В Роял Ривер. Днем 9 сентября. - Да, сэр. - За день до убийства. - Да, сэр.
- Убедительно, не так ли? - Не знаю, убедительно или нет, сэр. Это правда, и
все. - Кажется, Вы слышали показания лейтенанта Минчера? Минчер был главой
группы, которая обследовала окрестность Роял Ривер около моста Понд Роуд, с
которого Энди выбросил свой пистолет. Поиски на дне реки не принесли никаких
результатов. - Да, сэр. Я слышал. - Вы слышали, что они ничего не нашли,
хотя занимались этим в течение трех дней. И это звучит, кажется, тоже
убедительно? - Возможно. Факт тот, что они действительно не отыскали
пистолет, - спокойно ответил Энди. - Но я хотел бы заметить, что мост Понд
Роуд расположен очень близко от места, где река впадает в залив Ярмут.
Течение довольно сильное. Оно могло вынести пистолет в залив. - И конечно
же, нет никакой взаимосвязи между пулями, вынутыми из окровавленных тел
вашей жены и мистера Квентина, и вашим револьвером. Это так, мистер Дюфресн?

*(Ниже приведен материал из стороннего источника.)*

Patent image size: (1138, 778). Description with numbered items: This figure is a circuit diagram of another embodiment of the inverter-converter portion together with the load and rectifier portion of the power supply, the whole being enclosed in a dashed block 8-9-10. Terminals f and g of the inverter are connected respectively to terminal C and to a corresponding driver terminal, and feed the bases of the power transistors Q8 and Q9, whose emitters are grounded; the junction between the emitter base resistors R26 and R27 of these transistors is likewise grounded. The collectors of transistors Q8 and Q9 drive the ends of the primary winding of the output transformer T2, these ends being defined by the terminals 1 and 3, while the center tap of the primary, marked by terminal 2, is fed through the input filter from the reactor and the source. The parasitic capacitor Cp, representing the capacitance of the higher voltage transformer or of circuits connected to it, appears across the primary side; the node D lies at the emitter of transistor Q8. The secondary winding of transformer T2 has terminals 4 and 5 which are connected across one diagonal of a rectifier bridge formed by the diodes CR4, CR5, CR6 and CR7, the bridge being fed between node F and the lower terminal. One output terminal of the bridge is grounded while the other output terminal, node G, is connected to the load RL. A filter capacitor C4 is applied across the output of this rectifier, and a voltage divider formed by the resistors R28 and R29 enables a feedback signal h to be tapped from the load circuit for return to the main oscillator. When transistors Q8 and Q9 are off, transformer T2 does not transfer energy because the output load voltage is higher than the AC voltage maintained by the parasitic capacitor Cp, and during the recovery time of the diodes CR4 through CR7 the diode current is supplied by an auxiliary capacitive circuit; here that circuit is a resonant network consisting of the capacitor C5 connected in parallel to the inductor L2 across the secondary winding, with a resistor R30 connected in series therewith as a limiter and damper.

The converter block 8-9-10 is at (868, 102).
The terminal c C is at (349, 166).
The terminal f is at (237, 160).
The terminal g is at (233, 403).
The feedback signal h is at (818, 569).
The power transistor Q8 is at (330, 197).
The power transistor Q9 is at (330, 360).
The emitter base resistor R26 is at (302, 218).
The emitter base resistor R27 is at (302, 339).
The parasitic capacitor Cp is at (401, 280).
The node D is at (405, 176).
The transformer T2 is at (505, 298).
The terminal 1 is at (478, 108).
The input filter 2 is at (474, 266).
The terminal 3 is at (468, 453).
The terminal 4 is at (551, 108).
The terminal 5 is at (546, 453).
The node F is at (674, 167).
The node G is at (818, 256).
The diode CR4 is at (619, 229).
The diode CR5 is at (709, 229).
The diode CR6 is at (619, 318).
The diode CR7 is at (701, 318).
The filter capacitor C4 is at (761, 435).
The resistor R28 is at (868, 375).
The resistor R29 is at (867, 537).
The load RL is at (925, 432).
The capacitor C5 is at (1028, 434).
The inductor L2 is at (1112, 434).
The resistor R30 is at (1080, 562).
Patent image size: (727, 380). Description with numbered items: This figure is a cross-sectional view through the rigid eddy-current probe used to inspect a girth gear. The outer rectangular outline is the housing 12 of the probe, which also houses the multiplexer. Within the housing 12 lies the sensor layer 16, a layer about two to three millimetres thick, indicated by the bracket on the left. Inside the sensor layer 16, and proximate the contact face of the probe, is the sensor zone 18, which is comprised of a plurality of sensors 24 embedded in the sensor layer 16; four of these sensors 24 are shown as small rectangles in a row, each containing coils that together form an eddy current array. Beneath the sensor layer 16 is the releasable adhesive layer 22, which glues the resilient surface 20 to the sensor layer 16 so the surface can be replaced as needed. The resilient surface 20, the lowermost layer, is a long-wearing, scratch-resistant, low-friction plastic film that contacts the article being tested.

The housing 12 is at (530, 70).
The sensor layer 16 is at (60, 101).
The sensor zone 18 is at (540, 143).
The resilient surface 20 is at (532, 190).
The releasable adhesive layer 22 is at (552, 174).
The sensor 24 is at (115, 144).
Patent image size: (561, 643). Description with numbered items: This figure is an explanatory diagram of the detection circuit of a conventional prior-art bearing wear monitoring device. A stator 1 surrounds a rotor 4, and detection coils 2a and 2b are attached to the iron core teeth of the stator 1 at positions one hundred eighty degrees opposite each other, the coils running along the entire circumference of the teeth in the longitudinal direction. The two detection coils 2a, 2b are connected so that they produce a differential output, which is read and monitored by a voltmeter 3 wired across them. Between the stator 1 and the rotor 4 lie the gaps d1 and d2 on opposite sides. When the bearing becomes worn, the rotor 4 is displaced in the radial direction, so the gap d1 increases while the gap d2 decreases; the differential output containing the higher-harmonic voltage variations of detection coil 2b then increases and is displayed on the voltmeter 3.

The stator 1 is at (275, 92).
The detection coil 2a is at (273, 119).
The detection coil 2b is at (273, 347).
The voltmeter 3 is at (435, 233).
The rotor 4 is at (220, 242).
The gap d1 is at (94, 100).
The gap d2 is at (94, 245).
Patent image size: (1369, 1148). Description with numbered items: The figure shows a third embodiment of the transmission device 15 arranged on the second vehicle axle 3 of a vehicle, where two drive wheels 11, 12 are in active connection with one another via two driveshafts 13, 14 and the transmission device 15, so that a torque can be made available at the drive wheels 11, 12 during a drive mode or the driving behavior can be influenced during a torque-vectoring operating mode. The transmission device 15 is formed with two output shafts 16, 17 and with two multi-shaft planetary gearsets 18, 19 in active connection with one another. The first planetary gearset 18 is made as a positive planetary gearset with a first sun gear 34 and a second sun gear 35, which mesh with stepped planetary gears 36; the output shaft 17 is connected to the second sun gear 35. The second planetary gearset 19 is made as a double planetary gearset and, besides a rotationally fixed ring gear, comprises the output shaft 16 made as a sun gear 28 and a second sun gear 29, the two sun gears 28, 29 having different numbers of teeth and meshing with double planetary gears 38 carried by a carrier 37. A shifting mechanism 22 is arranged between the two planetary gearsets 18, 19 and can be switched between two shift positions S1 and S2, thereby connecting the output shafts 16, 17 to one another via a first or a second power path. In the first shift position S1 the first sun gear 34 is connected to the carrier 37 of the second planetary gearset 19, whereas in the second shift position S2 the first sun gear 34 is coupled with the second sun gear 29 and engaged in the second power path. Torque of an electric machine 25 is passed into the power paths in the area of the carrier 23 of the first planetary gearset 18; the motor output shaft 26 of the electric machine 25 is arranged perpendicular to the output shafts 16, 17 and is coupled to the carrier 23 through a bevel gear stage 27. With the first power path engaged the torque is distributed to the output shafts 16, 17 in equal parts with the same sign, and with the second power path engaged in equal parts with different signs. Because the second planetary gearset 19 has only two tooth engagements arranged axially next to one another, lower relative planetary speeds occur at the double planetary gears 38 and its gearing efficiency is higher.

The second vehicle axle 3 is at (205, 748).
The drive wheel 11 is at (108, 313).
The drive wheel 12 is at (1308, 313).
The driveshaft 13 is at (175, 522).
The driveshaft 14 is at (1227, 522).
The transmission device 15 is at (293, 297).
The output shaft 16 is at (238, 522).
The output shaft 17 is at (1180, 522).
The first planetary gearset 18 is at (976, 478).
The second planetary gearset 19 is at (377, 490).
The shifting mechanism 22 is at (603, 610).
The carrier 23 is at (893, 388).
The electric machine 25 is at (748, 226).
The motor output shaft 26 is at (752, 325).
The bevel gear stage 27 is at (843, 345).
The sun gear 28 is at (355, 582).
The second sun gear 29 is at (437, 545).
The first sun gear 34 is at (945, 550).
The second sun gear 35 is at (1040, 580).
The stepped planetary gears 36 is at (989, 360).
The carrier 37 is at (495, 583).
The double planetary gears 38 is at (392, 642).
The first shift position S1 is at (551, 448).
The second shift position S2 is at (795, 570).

- Да, сэр. - И это должно звучать убедительно? Здесь, как писали газеты,
Энди позволил себе одну из немногих эмоциональных реакций, которые можно
было наблюдать за все время процесса. Едва уловимая ироническая усмешка
заиграла на его губах. - Поскольку я невиновен в этом преступлении, сэр, и
поскольку я сказал правду о том, что выбросил пистолет в реку за день до
убийства, мне кажется совершенно неудивительным, что он до сих пор не
найден. Прокурор давил на него в течение двух дней. Он снова и снова
перечитывал показания клерка о салфетках. Энди отвечал на это, что он не
помнит, как покупал их, но не может поклясться, что он их не покупал. Правда
ли, что в начале 1947 года Энди и Линда Дюфресн застраховались на крупную
сумму? Да, это так. А правда ли тогда, что Энди должен был получить
пятьдесят тысяч долларов после убийства жены? Правда. В таком случае верно
ли, что он пошел к дому Квентина с целью убить обоих любовников, и
действительно убил их? Нет, это не верно. И что же он в этом случае думает о
происшедшем, если полиция не обнаружила никаких следов грабежа? - Я не могу
этого знать, сэр, - отвечал Энди. Суд удалился на совещание в час дня.
Присяжные вернулись в три тридцать. Пристав сказал, что они придут раньше,
но присяжные задержались, чтобы насладиться великолепным обедом за счет
государства в ресторане Бентли. Они объявили мистера Дюфресна виновным, и
если бы в Майне была смертная казнь, Энди покинул бы этот лучший из миров
еще до того, как появились первые подснежники. Прокурор спрашивал Энди, что
он думает о случившемся, и тот не ответил. На самом деле у него были
соображения на этот счет, и как-то вечером в 1955 году я их услышал. Ушло
семь лет на то, чтобы от шапочного знакомства мы перешли к более близким
дружеским отношениям. Но я не чувствовал себя достаточно близким к Энди
человеком где-то до 1960 года или около того. И вообще, я был единственным,
с кем он был на короткой ноге. Мы оба были долгосрочными заключенными, жили
в одном коридоре, хотя и на порядочном расстоянии друг от друга. - Что я об
этом думаю? - Он усмехнулся. - Я думаю, что жуткое невезение просто витало в
воздухе в тот день. Что такое количество неприятностей в такой короткий
промежуток времени трудно себе представить. Несчастье просто кругами ходило
у этого чертова домика. Это был какой-нибудь прохожий, незнакомец. Возможно,
взломщик. Возможно, случайно оказавшийся там психопат. Маньяк. Он убил их,
только и всего. И вот я здесь. Все так просто.